Dear Editor,
An increase in amylase is a marker for acute pancreatitis. However in patients with Chronic Renal Failure (CRF) it is not uncommon to find increased levels, yet these rarely exceed two or three times the maximum normal limit.1
The link between hyperamylasaemia and neoplasia has been known for years and has been described in tumours of different histological strains2 and in multiple myeloma also.3,4We present a patient Figure 1. Resolution of calciphylaxis. with CRF secondary to myeloma kidney in periodic haemodialysis (HD) who presented with hyperamylasaemia and rapid evolution of their disease.
77 year old male patient diagnosed with Lambda light chain-associated multiple myeloma in November 2002. At this time he presented with creatinine 2.8mg/dl and Bence Jones proteinuria. The patient received different lines of treatment (vincristine-adriamycin-dexamethasone; melphalan-prednisone; bortezomib) with clinical responses that were increasingly poorer. Administration of chemotherapy drugs was discontinued two years later. In July 2004, the patient started HD treatment, 12 hours a week with an average Kt/v of > 1.2. Residual diuresis was maintained at 700-1000cc/day.
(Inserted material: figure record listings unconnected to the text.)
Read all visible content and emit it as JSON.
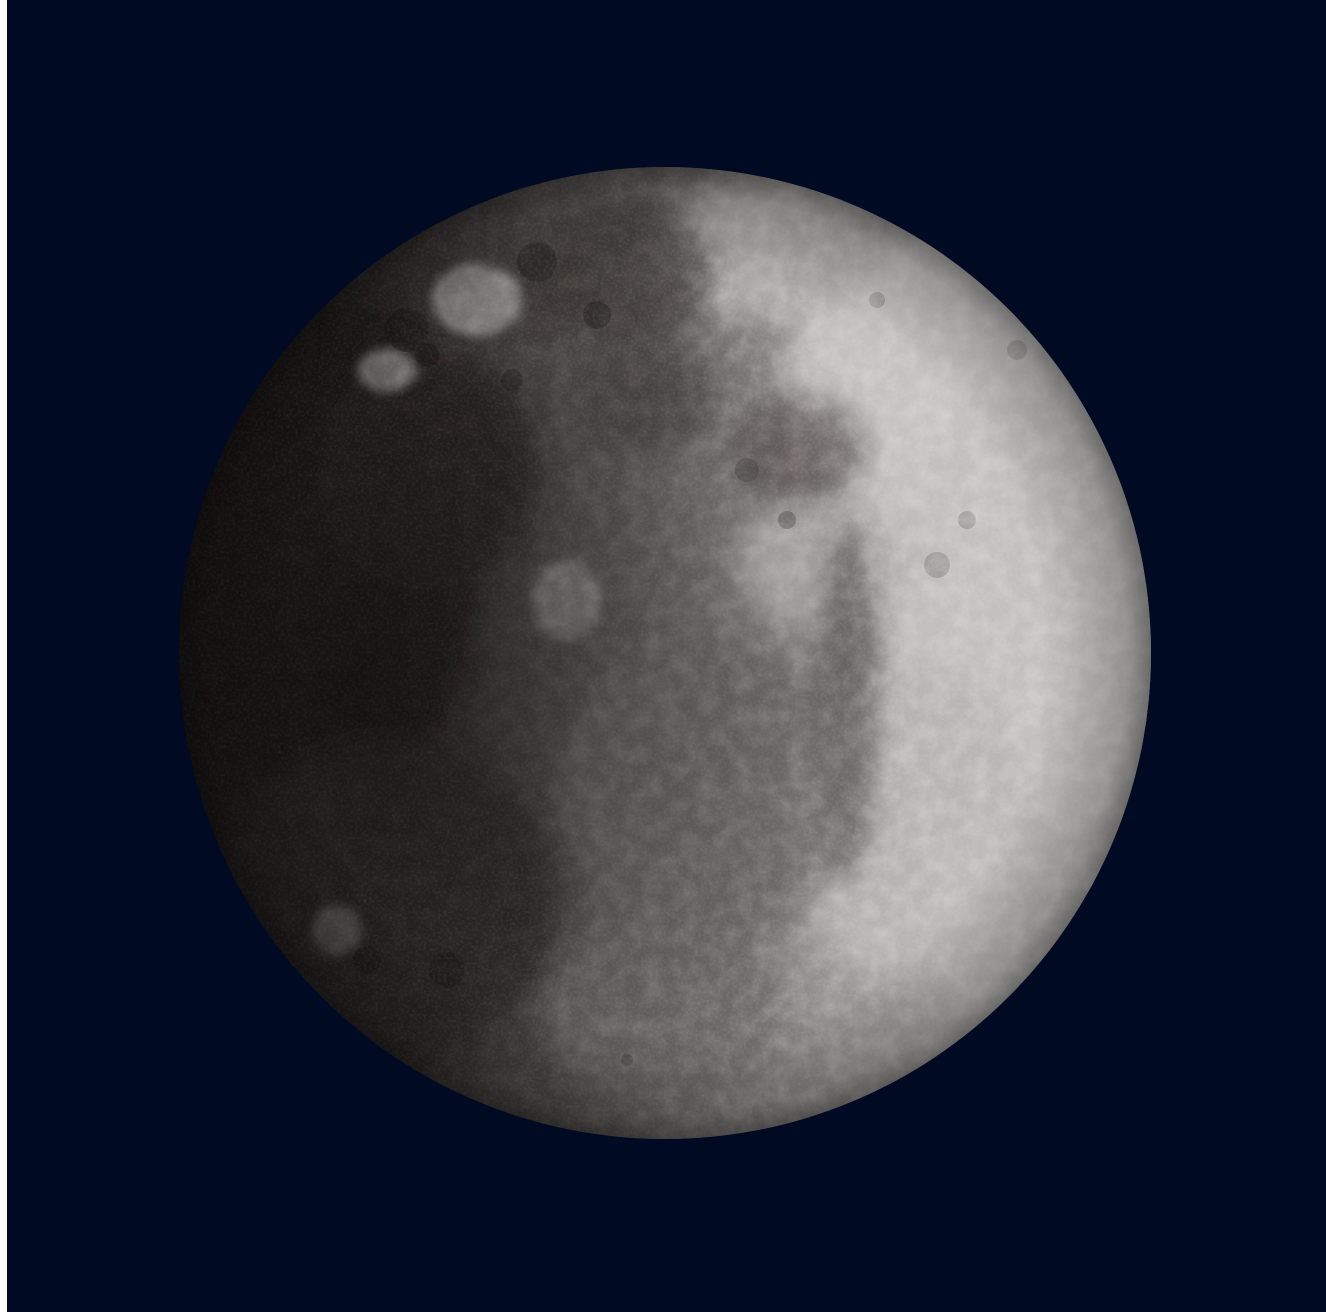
{
  "scene": {
    "subject": "moon",
    "colors": {
      "background": "#000a22",
      "moon_light": "#c8c8c6",
      "moon_mid": "#8e8b88",
      "moon_dark": "#2b2826",
      "frame": "#ffffff"
    }
  }
}
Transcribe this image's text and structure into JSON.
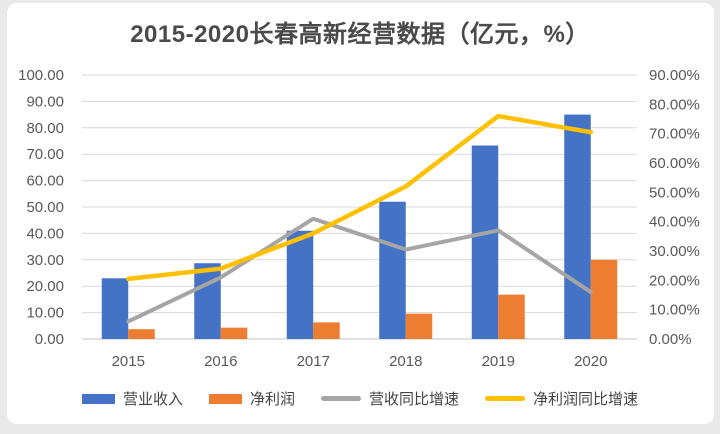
{
  "page": {
    "background": "#e9e9e9",
    "card_background": "#ffffff",
    "grid_color": "#d9d9d9",
    "baseline_color": "#c3c3c3",
    "axis_text_color": "#595959",
    "title_text_color": "#4a4a4a"
  },
  "chart_data": {
    "type": "bar",
    "subtype": "combo-bar-line-dual-axis",
    "title": "2015-2020长春高新经营数据（亿元，%）",
    "categories": [
      "2015",
      "2016",
      "2017",
      "2018",
      "2019",
      "2020"
    ],
    "series": [
      {
        "name": "营业收入",
        "type": "bar",
        "axis": "left",
        "color": "#4472C4",
        "values": [
          23.0,
          28.7,
          41.0,
          52.0,
          73.3,
          85.0
        ]
      },
      {
        "name": "净利润",
        "type": "bar",
        "axis": "left",
        "color": "#ED7D31",
        "values": [
          3.7,
          4.3,
          6.3,
          9.6,
          16.8,
          30.0
        ]
      },
      {
        "name": "营收同比增速",
        "type": "line",
        "axis": "right",
        "color": "#A5A5A5",
        "values": [
          6.0,
          21.0,
          41.0,
          30.5,
          37.0,
          16.0
        ]
      },
      {
        "name": "净利润同比增速",
        "type": "line",
        "axis": "right",
        "color": "#FFC000",
        "values": [
          20.5,
          24.0,
          36.0,
          52.0,
          76.0,
          70.5
        ]
      }
    ],
    "left_axis": {
      "min": 0,
      "max": 100,
      "step": 10,
      "tick_labels": [
        "100.00",
        "90.00",
        "80.00",
        "70.00",
        "60.00",
        "50.00",
        "40.00",
        "30.00",
        "20.00",
        "10.00",
        "0.00"
      ]
    },
    "right_axis": {
      "min": 0,
      "max": 90,
      "step": 10,
      "tick_labels": [
        "90.00%",
        "80.00%",
        "70.00%",
        "60.00%",
        "50.00%",
        "40.00%",
        "30.00%",
        "20.00%",
        "10.00%",
        "0.00%"
      ]
    },
    "grid": true,
    "legend_position": "bottom"
  }
}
The patient was admitted in November 2007 due to the deterioration of his general health with intense asthenia, epigastrium pain and significant bone pain with difficulties in deambulation. Physical examination found BP 140/80mmHg, no fever, pale skin and mucosa and without any other significant findings. Blood tests: Hb 7.9g/dl; hematocrit 23.3%; platelets 56,000/mm;3 leukocytes 6000/mm3 with normal formula. ESR 84 mm during the first hour; no schistocytes or blastos were observed in the peripheral blood. Iron 93μg/dl; ferritin 6603ng/ml; transferrin saturation rate 45%. Creatinine 7.91; urea 130; Ca 9.30; P 2; uric acid 7.5 (mg/dl); total proteins 6.50; albumin 3.32g/dl; IgG 370; IgA 43; IgM 15; IgD 1 (mg/dl.) Serum immunofixation: Lambda monoclonal band. C-reactive protein 13.8mg/dl. GOT 56; GPT 33; GGT 480; alkaline phosphatase 139, LDH 780, amylase 3779; lipase 449 (IU/L.) Two months before, amylase levels were normal. Amylasuria 276 IU/L, with urinary excretion of amylase 6%.
Ultrasound and abdominal Computerised Axial Tomography (CAT) did not show findings of pancreatic disease. Due to the persistence of hyperamylasaemia, the pancreatic enzymes were studied: pancreatic isozyme 132; salivary isozyme 3607 IU/l. In light of the patient’s general condition, treatment was started with high doses of steroids and morphine chloride with the aim of decompressing the bone marrow and alleviating pain in the bones, which were increasing. The clinical situation worsened and the patient died 10 days after admission.
Acute pancreatitis is the first diagnosis suspect with respect to an acute increase in amylase levels. Its incidence in CRF is six times greater than in the general population.5 Hypercalcaemia, hyperparathyroidism, dyslipidaemia and treatment with diuretics are predisposing factors. In HD, cases of pancreatitis associated with haemolysis have also been described.6 In the present case, the clinical picture and the abdominal CAT ruled out acute pancreatitis.
Macroamylasaemia is a biochemical abnormality of unknown aetiology. It is characterised by the presence of amylase complexes attached to proteins, which form a molecule with greater molecular weight, which accumulate in the plasma, since filtration decreases.7 Amylase levels are normally lower than two times the normal limit. Diagnosis is established by determining the molecular weight of the serum amylase, with immunological techniques, and indirectly, by determining the fractional excretion of amylase in the urine. Avalue < 1% is indicative of macroamylasaemia. The absence of monoclonal peak in the blood and urinary excretion of amylase of 6% exclude this diagnosis.
Paraneoplastic hyperamylasaemia is a rare manifestation of multiple myeloma. A total of 21 cases have been described with an average age of 66. It is more commonly associated with the IgA type (40%), followed by IgG (30%) and it has only been described in two patients with light chain myeloma.3,4 The lambda light chain isotype predominates in proportions of 3:1 in comparison with the kappa type and amylase detected in all saliva originating cases. It is the tumour cells that cause the ectopic segregation of salivary amylase and the secretion mechanism is similar to that of immunoglobulins.8 It has been seen in patients with hyperamylasaemia the myeloma is more aggressive, it has greater extramedullary extension, a poorer response to chemotherapy treatment and therefore lower survival rate (< 24 months.) Amylase in the myeloma has been used as a marker for progression and response to treatment.
Although the incidence of acute pancreatitis in patients with CRF is high, the appearance of hyperamylasaemia of salivary origin forces to considering paraneoplastic origin.